Shipping container-based modular data centers (MDCs) are another major trend in data center design. In an MDC, a factory builds a "mini data center" within a standard 12-meter shipping container, which is then shipped to the data center location. Each container can contain up to a few thousand hosts, stacked in tens of racks. Multiple containers are interconnected with each other and with the internet. MDCs are designed for graceful performance degradation as components fail over time. When performance drops below a certain threshold, the entire container is replaced with a fresh one.

Building a data center out of containers creates new networking challenges. With an MDC, there are two types of networks: the container-internal networks within each of the containers and the core network connecting each container. Within each container, at the scale of up to a few thousand hosts, it is possible to build a fully connected network (as described above) using inexpensive commodity Gigabit Ethernet switches. However, the design of the core network, interconnecting hundreds to thousands of containers while providing high host-to-host bandwidth across containers for typical workloads, remains a challenging problem.

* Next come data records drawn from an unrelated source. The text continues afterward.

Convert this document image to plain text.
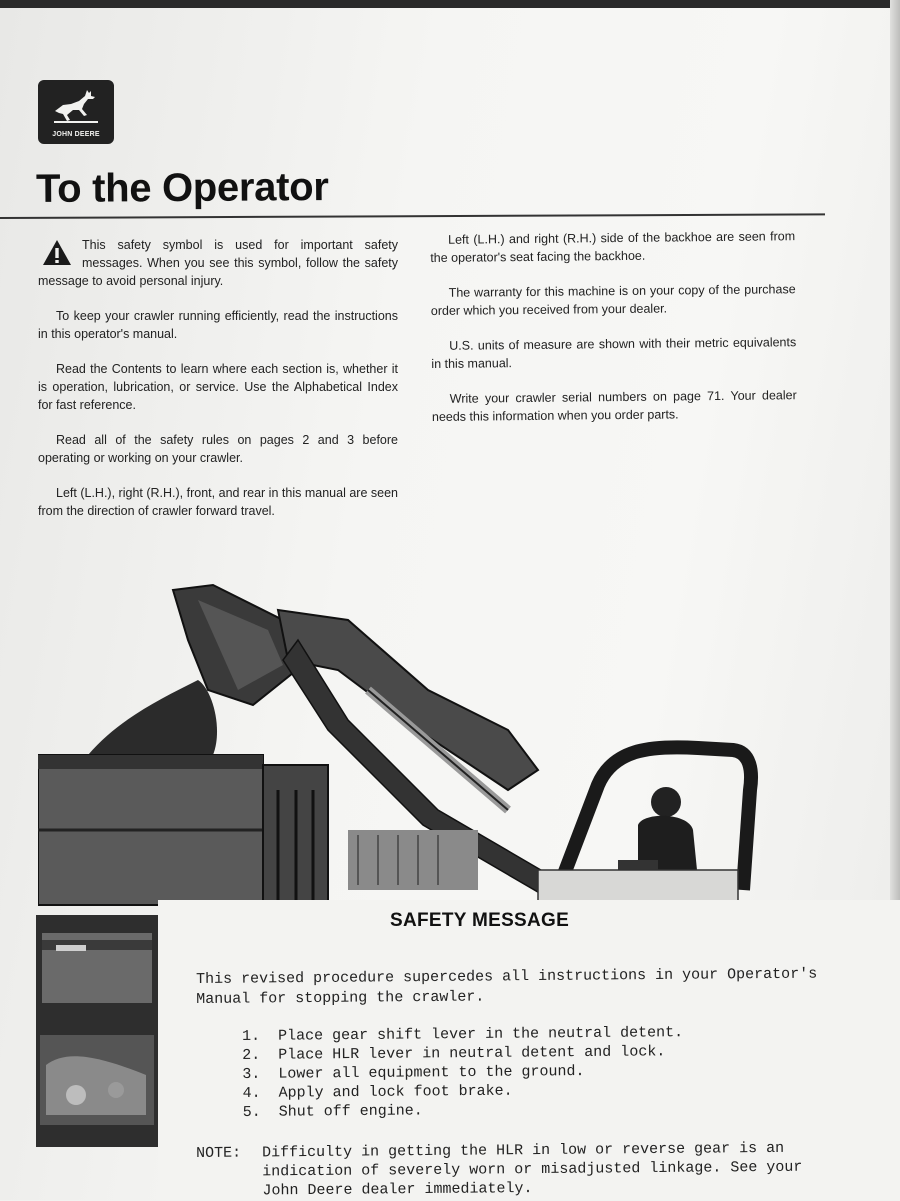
JOHN DEERE
To the Operator

This safety symbol is used for important safety messages. When you see this symbol, follow the safety message to avoid personal injury.

To keep your crawler running efficiently, read the instructions in this operator's manual.

Read the Contents to learn where each section is, whether it is operation, lubrication, or service. Use the Alphabetical Index for fast reference.

Read all of the safety rules on pages 2 and 3 before operating or working on your crawler.

Left (L.H.), right (R.H.), front, and rear in this manual are seen from the direction of crawler forward travel.

Left (L.H.) and right (R.H.) side of the backhoe are seen from the operator's seat facing the backhoe.

The warranty for this machine is on your copy of the purchase order which you received from your dealer.

U.S. units of measure are shown with their metric equivalents in this manual.

Write your crawler serial numbers on page 71. Your dealer needs this information when you order parts.

SAFETY MESSAGE
This revised procedure supercedes all instructions in your Operator's Manual for stopping the crawler.
1. Place gear shift lever in the neutral detent.
2. Place HLR lever in neutral detent and lock.
3. Lower all equipment to the ground.
4. Apply and lock foot brake.
5. Shut off engine.
NOTE: Difficulty in getting the HLR in low or reverse gear is an indication of severely worn or misadjusted linkage. See your John Deere dealer immediately.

When using highly interconnected topologies, one of the major issues is designing routing algorithms among the switches. One possibility is to use a form of random routing. Another possibility is to deploy multiple network interface cards in each host, connect each host to multiple low-cost commodity switches, and allow the hosts themselves to intelligently route traffic among the switches. Variations and extensions of these approaches are currently being deployed in contemporary data centers. Many more innovations in data center design are likely to come.